New renter profiles means new opportunities and challenges
While this swell of renters represents a major opportunity for multifamily owner-operators, it also calls for a shift in how landlords both position their assets and assess potential renters.
One of the key shifts in recent years that landlords must account for is the move toward work from home, which represents a fundamental change in how renters look at potential units.
“If you’re building a new property, providing access to reliable and high-speed internet, coworking spaces, and other amenities like smart home devices is key,” says Shelly.
Another change in how renters work is giving landlords major headaches. Traditionally, the majority of applicants worked jobs that provided them with W2s, which, along with a simple credit report, allowed landlords to assess a renter for risk before approving their application. Today, between self-employment and gig work, plenty of applicants who can make their monthly rent payments lack the traditional paper trail that landlords have long relied on.
“They’re still great renters,” says Shelly, “but it’s created more uncertainty and risk on the screening side for owner-operators.”
The danger comes when landlords don’t update their approval process to account for these changing renter profiles, risking a hit to their occupancy. By proactively updating their process with modern tools or adopting a more flexible screening approach that considers a diverse range of applicant backgrounds–whether self-employed, gig workers, or international students without an income–owner-operators can capitalize on the growing rental demand rather than being overwhelmed by it.
Remaining competitive in a growing rental market
As the rental market grows, there are a host of ways for owner-operators to position themselves for success in the coming years.
First and foremost, understanding renter profiles and adjusting their properties and application process to capture a diverse pool of renters will help them keep occupancy high.
Having a deep understanding of your market, location, and demographics is how you attract and, most importantly, how you retain renters. You don’t want to lose that resident at renewal because you weren’t able to offer amenities that support their lifestyle and needs, whether that’s flexible workspaces or social and recreational opportunities.
Charlie Shelly
VP of Sales, TheGuarantors
Secondly, partnering with a company like TheGuarantors to mitigate risk is becoming increasingly important to keeping properties healthy.
“Historically, owner-operators found ways to re-qualify renters and make themselves feel comfortable accepting these applicants, whether that’s increased deposits or using a parent or relative as a co-signer,” explains Shelly. “These methods don’t really protect you from downside risk on the backend.”
TheGuarantors’ Rent Coverage protects landlords from the fallout when a renter defaults on their rent payment, avoiding the costly process of recouping costs by taking them to court.
All of these solutions add up to what Shelly describes as “smart occupancy,” a holistic strategy that not only protects owner-operators from potential losses but enables them to grow their renter pool and qualify more applicants with less risk.
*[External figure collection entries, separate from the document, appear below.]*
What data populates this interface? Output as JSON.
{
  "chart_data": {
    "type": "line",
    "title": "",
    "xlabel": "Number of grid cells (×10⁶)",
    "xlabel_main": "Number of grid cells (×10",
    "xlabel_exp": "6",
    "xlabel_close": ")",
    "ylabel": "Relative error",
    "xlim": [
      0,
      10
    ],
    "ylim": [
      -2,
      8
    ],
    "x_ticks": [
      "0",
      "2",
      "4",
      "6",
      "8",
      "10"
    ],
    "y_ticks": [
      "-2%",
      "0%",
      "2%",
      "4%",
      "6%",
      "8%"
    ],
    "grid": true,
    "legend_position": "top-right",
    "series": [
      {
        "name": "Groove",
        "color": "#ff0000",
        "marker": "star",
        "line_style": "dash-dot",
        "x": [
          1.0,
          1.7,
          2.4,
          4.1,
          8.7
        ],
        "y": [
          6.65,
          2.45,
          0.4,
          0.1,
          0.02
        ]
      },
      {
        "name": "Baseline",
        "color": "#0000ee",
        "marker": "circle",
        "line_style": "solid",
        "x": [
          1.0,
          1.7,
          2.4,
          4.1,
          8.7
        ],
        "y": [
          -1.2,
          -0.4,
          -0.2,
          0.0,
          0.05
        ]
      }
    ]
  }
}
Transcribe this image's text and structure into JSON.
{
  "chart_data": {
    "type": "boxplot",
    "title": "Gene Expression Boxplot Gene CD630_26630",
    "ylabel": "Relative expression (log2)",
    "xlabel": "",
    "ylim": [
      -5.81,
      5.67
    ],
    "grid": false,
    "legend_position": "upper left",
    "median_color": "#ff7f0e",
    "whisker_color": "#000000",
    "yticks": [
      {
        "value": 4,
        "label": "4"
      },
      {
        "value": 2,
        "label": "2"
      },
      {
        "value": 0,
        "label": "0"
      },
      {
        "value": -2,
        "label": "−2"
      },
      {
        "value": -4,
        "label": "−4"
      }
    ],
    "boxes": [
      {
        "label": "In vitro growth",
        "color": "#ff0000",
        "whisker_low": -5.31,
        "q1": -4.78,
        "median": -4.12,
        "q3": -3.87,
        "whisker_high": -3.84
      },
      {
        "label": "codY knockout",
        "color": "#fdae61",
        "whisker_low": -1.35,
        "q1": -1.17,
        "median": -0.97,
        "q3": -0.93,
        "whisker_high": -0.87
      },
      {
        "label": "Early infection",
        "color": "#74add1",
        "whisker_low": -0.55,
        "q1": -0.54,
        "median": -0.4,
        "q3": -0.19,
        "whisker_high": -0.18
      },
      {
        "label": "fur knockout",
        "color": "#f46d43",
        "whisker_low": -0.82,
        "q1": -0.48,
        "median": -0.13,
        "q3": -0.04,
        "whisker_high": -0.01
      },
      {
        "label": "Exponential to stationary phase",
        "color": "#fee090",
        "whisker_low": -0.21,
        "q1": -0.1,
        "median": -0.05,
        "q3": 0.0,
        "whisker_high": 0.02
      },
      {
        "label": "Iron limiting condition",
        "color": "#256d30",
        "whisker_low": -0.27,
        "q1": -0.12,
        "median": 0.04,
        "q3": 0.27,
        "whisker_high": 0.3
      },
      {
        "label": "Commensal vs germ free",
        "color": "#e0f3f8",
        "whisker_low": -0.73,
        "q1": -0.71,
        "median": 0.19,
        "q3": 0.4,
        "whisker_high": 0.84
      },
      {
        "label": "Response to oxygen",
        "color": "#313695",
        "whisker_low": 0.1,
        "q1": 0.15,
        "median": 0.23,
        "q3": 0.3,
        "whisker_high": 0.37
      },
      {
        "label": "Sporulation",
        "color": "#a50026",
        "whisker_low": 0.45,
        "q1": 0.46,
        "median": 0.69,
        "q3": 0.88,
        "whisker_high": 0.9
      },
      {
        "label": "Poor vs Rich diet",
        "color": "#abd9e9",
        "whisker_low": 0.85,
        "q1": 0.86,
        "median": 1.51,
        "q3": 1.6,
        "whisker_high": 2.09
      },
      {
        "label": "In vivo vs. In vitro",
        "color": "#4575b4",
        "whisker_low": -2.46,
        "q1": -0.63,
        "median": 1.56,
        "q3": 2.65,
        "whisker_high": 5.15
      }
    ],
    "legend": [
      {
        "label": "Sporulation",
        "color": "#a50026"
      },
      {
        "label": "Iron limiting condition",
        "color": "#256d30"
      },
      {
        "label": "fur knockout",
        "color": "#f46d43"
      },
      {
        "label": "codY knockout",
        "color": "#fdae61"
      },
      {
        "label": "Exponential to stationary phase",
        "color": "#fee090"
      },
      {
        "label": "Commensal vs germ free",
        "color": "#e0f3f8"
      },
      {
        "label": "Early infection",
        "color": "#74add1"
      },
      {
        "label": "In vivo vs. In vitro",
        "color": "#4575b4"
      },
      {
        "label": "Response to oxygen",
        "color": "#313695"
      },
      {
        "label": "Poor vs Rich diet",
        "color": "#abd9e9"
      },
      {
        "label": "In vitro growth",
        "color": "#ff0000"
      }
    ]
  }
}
It’s a win-win for landlords and renters alike, who can benefit from better-appointed units and avoid burdensome deposit and co-signing requirements.
“That’s where we come in,” says Shelly. “We want landlords to feel comfortable accepting renters and help them sleep better at night knowing their assets are protected.”
2025 represents a major turning point for multifamily owner-operators. Those who can adapt to changing renter profiles and leverage their properties to appeal to new tenant preferences have a unique opportunity to capitalize on a growing market segment. Taking an active role in shaping the future of your properties is the best way to ensure that you don’t miss out on this generational opportunity.